Et il continuait à pleuvoir.
Nous nous sommes alors réfugiés dans le souk, le marché animé. Ici, il semblait y avoir de tout – même de la viande de bœuf avec des testicules (!). Bien sûr, aussi beaucoup d'épices, de fruits, de légumes et de poissons.
Au cours d'une courte pause de pluie, nous avons finalement rencontré, à l'extérieur, une joyeuse fête avec des musiciens jouant pour deux filles enveloppées de blanc – sorties d'une voiture juste pour ce moment.
Puis il a recommencé à pleuvoir.
Lors de la visite de la Kasbah, l'ancienne forteresse, cela s'est passé : sur le sol glissant, je me suis dit « Oh, c'est vraiment glissant » – et dans la seconde qui a suivi, je me suis retrouvé sur le sol, sur mon derrière et mon bras gauche.
Bien que j'ai été rapidement redressé, j'ai dû d'abord me rassembler.
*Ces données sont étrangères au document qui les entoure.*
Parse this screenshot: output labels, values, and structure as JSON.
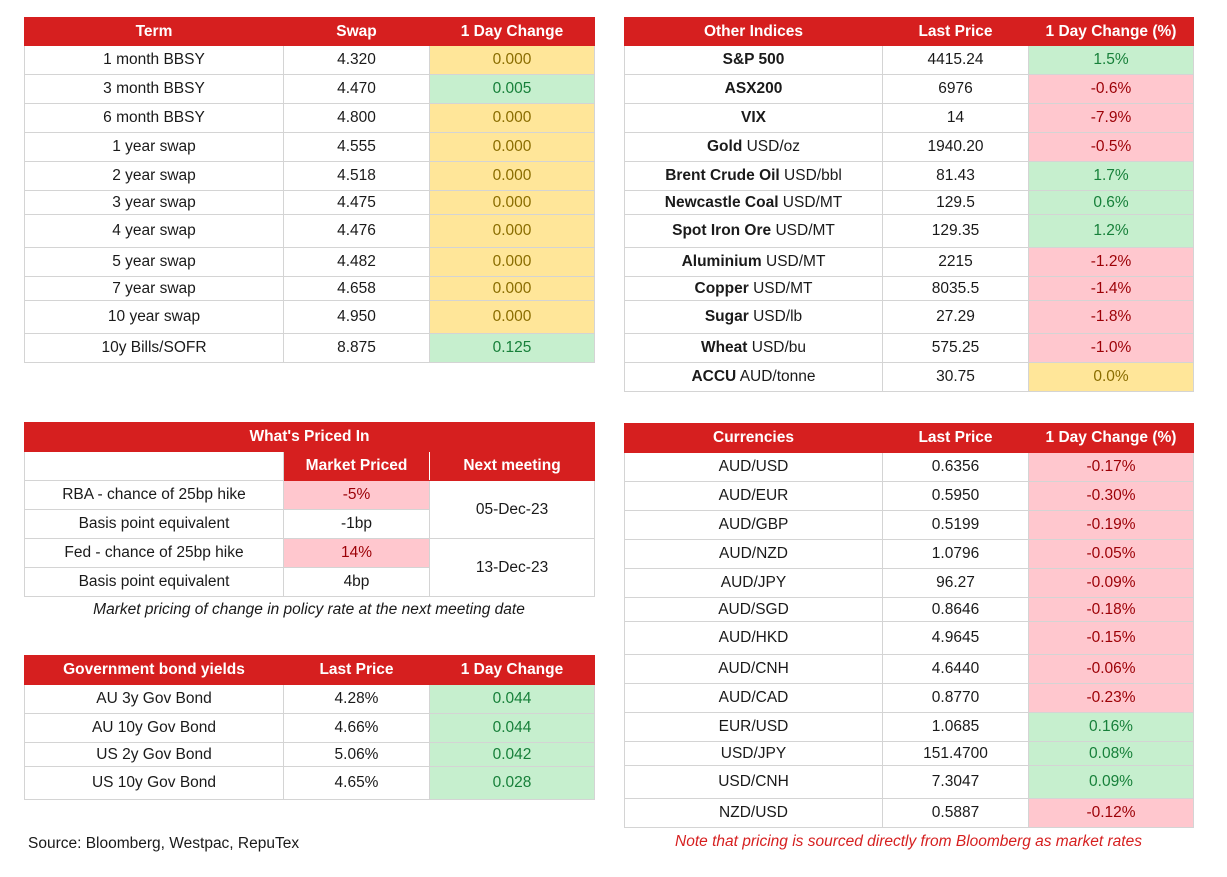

Trempé par la chute, avec un parapluie mouillé dans la main et en sueur à cause de l'humidité, j'avais l'air assez abîmé. Nous avons donc rapidement cherché un petit restaurant.
Et qui était assise là – en pleine forme et radieuse : Isabel Varell ! Pour ceux qui ne la connaissent pas : animatrice, chanteuse, actrice – et également à bord du Mein Schiff Relax, car elle fait partie du voyage inaugural. Malgré la mer agitée et le temps, elle avait l’air comme si elle venait tout juste de sortir de la loge.
Après ce petit désastre et un peu « amochée » visuellement, mon esprit d'exploration a d'abord disparu. Mon énergie ne suffisait plus que pour le chemin du retour vers le navire.
Ce rapport, je l'écris maintenant, à nouveau à peu près reconstitué, sur mon (!) balcon – avec l'espoir d'un nouveau départ plus tard pour le Maroc et moi.
Isabel Varell a sûrement encore eu beaucoup de plaisir dans la ville.
P.S. : Au même endroit où je suis tombé, un homme plus âgé est également tombé plus tard. Un sol vraiment dangereux.